My work was to analyze some of the most commonly used tools in order to identify recurring themes and flaws, ultimately turning my results into a poster for presentation at a symposium. I was also tasked with comparing the LLM-based tools to more conventional non-LLM-based tools (also called "static tools").

Key Findings

During my research, I identified 3 recurring weaknesses in the tools I was tasked with investigating.

The first was that the LLM-based tools were bad. Like really, really bad. I don't mean to diss on the hard work done by the researchers and companies who made the tools, but of the ones I was able to get access to, the results were nearly unusable. They would incorrectly detect errors, exhibited little to no robustness against adversarial input (aka me adding an extra space or random sentence into the code of the contract it was reviewing), and would occasionally start speaking in what looked like Thai for a few sentences. The upside was that they could explain the issue they found and generalize across different smart contract versions, unlike the static tools, but ultimately these explanations didn't matter when the issues they idenified didn't exist in the first place.
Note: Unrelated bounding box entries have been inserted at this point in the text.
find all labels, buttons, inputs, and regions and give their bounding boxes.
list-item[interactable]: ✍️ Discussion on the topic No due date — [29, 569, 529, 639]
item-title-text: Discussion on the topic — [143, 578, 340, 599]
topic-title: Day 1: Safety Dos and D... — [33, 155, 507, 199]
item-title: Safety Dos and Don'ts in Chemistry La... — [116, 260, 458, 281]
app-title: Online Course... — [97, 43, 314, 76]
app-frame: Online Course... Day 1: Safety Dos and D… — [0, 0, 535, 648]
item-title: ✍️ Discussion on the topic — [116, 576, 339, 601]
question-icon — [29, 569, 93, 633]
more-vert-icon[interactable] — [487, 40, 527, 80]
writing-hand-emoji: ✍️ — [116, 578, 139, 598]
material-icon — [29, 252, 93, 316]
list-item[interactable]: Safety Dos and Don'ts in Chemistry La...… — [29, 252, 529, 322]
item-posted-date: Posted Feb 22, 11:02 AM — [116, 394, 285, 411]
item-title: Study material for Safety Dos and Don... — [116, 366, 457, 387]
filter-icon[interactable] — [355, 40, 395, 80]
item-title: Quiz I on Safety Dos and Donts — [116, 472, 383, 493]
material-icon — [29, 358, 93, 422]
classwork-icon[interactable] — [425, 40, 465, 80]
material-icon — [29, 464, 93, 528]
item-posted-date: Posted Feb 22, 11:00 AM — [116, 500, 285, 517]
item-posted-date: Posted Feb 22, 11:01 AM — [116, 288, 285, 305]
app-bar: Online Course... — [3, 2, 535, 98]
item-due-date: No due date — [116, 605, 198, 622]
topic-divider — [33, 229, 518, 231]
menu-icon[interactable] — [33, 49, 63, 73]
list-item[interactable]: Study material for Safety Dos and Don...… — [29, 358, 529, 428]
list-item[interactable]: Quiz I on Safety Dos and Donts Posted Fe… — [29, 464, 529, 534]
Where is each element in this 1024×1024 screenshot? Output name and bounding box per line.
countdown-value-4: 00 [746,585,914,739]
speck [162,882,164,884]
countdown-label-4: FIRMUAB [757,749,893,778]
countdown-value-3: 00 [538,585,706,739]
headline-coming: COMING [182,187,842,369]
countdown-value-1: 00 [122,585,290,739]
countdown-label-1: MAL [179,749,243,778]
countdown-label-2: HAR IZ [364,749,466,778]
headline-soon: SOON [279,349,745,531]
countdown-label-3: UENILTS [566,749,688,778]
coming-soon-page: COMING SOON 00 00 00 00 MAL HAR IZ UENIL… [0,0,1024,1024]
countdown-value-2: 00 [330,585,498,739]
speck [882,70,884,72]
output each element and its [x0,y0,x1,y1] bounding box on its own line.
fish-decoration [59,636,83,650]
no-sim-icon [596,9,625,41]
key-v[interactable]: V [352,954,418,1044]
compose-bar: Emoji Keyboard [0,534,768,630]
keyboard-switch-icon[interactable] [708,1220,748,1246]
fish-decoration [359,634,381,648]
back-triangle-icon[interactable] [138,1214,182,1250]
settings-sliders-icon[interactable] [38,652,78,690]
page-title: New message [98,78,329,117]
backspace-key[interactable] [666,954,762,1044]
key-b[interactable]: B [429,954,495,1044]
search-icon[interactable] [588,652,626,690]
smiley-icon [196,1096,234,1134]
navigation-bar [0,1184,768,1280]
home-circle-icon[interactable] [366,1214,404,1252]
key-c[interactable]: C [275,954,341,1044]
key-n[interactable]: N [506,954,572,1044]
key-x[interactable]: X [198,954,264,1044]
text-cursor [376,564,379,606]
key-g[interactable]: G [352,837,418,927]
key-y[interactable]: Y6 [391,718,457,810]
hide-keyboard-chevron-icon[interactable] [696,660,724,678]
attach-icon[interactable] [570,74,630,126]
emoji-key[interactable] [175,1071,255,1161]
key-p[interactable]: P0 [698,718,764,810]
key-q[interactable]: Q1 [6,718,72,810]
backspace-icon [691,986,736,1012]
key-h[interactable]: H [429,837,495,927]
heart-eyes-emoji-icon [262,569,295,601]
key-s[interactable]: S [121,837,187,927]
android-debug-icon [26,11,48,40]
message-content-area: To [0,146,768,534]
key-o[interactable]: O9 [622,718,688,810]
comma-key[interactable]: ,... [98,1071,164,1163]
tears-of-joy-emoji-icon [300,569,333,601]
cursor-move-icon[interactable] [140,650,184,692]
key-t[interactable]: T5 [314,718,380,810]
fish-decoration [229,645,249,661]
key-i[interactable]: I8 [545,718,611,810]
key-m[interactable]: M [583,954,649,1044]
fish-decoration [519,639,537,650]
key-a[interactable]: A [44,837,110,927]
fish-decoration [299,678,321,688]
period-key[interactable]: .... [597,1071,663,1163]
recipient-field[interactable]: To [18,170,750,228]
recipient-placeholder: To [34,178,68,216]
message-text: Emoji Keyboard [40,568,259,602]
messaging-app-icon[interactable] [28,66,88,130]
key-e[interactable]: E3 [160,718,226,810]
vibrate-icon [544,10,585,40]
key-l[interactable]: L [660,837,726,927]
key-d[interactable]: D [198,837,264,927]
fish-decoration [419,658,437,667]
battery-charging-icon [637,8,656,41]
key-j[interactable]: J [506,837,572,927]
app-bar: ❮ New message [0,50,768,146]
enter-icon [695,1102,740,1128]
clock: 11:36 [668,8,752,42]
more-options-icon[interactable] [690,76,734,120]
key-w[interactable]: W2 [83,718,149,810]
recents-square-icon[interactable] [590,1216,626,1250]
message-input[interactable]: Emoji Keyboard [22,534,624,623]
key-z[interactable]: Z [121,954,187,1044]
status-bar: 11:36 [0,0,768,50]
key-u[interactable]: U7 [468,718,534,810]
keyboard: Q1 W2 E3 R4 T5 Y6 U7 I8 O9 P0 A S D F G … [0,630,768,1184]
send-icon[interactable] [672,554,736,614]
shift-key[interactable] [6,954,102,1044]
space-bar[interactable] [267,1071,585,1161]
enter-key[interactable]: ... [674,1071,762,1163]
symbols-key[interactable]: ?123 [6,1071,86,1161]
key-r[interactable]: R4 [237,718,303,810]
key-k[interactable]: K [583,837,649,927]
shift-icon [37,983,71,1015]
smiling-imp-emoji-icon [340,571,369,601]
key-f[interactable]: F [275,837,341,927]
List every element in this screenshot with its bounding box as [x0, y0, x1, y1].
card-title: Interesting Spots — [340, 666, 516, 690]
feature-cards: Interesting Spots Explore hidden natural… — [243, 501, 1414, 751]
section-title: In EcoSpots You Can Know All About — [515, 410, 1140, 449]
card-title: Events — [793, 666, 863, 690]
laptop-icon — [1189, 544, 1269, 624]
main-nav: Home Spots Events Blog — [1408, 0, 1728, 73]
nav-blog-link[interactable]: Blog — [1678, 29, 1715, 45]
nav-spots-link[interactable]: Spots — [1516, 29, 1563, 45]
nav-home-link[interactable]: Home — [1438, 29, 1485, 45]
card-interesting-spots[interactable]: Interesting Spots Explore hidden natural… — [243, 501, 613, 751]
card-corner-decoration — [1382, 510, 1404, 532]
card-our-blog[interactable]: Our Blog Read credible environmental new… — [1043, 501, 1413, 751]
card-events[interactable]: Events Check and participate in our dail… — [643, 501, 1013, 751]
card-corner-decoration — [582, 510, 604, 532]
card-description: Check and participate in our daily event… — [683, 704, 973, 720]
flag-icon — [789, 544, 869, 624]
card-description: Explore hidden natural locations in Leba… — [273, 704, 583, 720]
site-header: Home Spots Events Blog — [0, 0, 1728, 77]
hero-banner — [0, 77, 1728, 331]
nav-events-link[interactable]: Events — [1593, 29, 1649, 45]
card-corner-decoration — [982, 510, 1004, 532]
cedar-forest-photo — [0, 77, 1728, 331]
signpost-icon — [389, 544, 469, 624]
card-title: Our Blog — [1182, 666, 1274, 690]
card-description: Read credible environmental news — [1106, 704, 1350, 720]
The second trend I noticed was that the LLM-based tools did not accept as diverse an array of inputs as the static tools did. Static tools could work with the original .sol file, the bytecode version of the file, regular plaintext, or other niche representations of the smart contract. The LLM-based tools accepted almost exclusively the plaintext version. In order to create LLM-based tools that could successfully replace the static tools, I recommended developing new LLM-based tools that were capable of accepting the smart contract in any form, whether it was plaintext, the original .sol file, or bytecode.

My last finding was one that I've come to realize is not exclusive to the smart contract auditing field. As it turns out, the datasets and models produced by many papers are not actually accessible. Many papers did not have any links to find their code. Some provided links to sites like HuggingFace, but the models weren't publicly available. Others would require huge installations totalling a few GB of data you didn't care about just to get access to the model you did care about. Without access to most of the datasets and models, you can't falsify or reproduce most of the results. I'd argue that this was a more pressing issue than the tools just being unusable. The graphs and tables and stellar metrics from the papers are useless if you can't build upon their work, and if you can't build upon all the hard work that's already been done, it'll take much longer for the field to advance the technology they're trying to advance.